Yeah, but if we had to pay that then we won't eat. Well, if it gets down to starving versus having insurance, I would recommend you go ahead and eat something.
We use these extreme forms to excuse ourselves from having this long term perspective, healthy assumption to say I've got to protect the plant in the process of growth.
Clay: We are going to predictably have these unpredictable things happen.
Tim: It happens.
Clay: It blows my mind. Now countless authors have said that basically insurance is the cheapest form of peace of mind you can buy. I just want to go through these kinds of insurance real quick just so you can give us a high level understanding of why we need these specific ones.
Health insurance, having a high deductible. Basically the idea is if you get in an accident, you have a very high amount you would pay per incident I guess, but you keep your insurance rates lower. Can you explain how that works a little bit just so I can kind of get ...
Tim: Yeah. Health insurance is just in a crazy state of flux right now. The cost, I thought we passed a bill to lower the rates, but mine just went up 30%, my wife told me last week.
Clay: It's probably because you're making bad choices.
Tim: Yeah, making bad choices, so we keep having the catastrophic insurance go up and up and up and we're going to take care of the daily stuff.
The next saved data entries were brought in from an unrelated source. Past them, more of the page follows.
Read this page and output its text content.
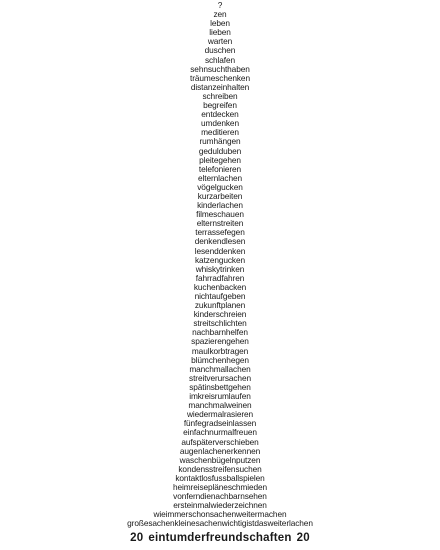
?
zen
leben
lieben
warten
duschen
schlafen
sehnsuchthaben
träumeschenken
distanzeinhalten
schreiben
begreifen
entdecken
umdenken
meditieren
rumhängen
gedulduben
pleitegehen
telefonieren
elternlachen
vögelgucken
kurzarbeiten
kinderlachen
filmeschauen
elternstreiten
terrassefegen
denkendlesen
lesenddenken
katzengucken
whiskytrinken
fahrradfahren
kuchenbacken
nichtaufgeben
zukunftplanen
kinderschreien
streitschlichten
nachbarnhelfen
spazierengehen
maulkorbtragen
blümchenhegen
manchmallachen
streitverursachen
spätinsbettgehen
imkreisrumlaufen
manchmalweinen
wiedermalrasieren
fünfegradseinlassen
einfachnurmalfreuen
aufspäterverschieben
augenlachenerkennen
waschenbügelnputzen
kondensstreifensuchen
kontaktlosfussballspielen
heimreisepläneschmieden
vonferndienachbarnsehen
ersteinmalwiederzeichnen
wieimmerschonsachenweitermachen
großesachenkleinesachenwichtigistdasweiterlachen
20 eintumderfreundschaften 20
We have in health insurance, we have different components, we have the prescription, how much of the prescription are you going to buy versus how much is going to be negotiated by your provider. We have the office visits into the doctor, emergency care, that kind of thing. The more you're going to cover of the that, the less your expenses will be.
Clay: The more you're going to pay out of your own pocket, the less your insurance bill is going to be.
Tim: Right, right. Yeah. We've seen some health insurance where no matter what you do it's $10 for the medicine, it's $10 for an office visit, so my wife would have more of a tendency to bring the kids in for anything going on.
Tim: They might have a sniffle, but now it may be at $50 or $100 a visit so you go let me make sure here. Let's make sure the kid doesn't actually die before we bring him in.
The higher the deductible for your medicine prescription or the higher per visit or then the third component is how much are you going to cover if you have some catastrophic event like you break your leg.
I busted my leg three times, left leg twice, right leg once. Very expensive kid. I broke my head. I was in a very serious accident. I fractured my skull and busted up my body. Very expensive, OK?
During that time you may have where you agree to say, "Listen, I will pay for the first $3,000 then after that I'll pay for 20% whatever's left over and the insurance will cover all the rest."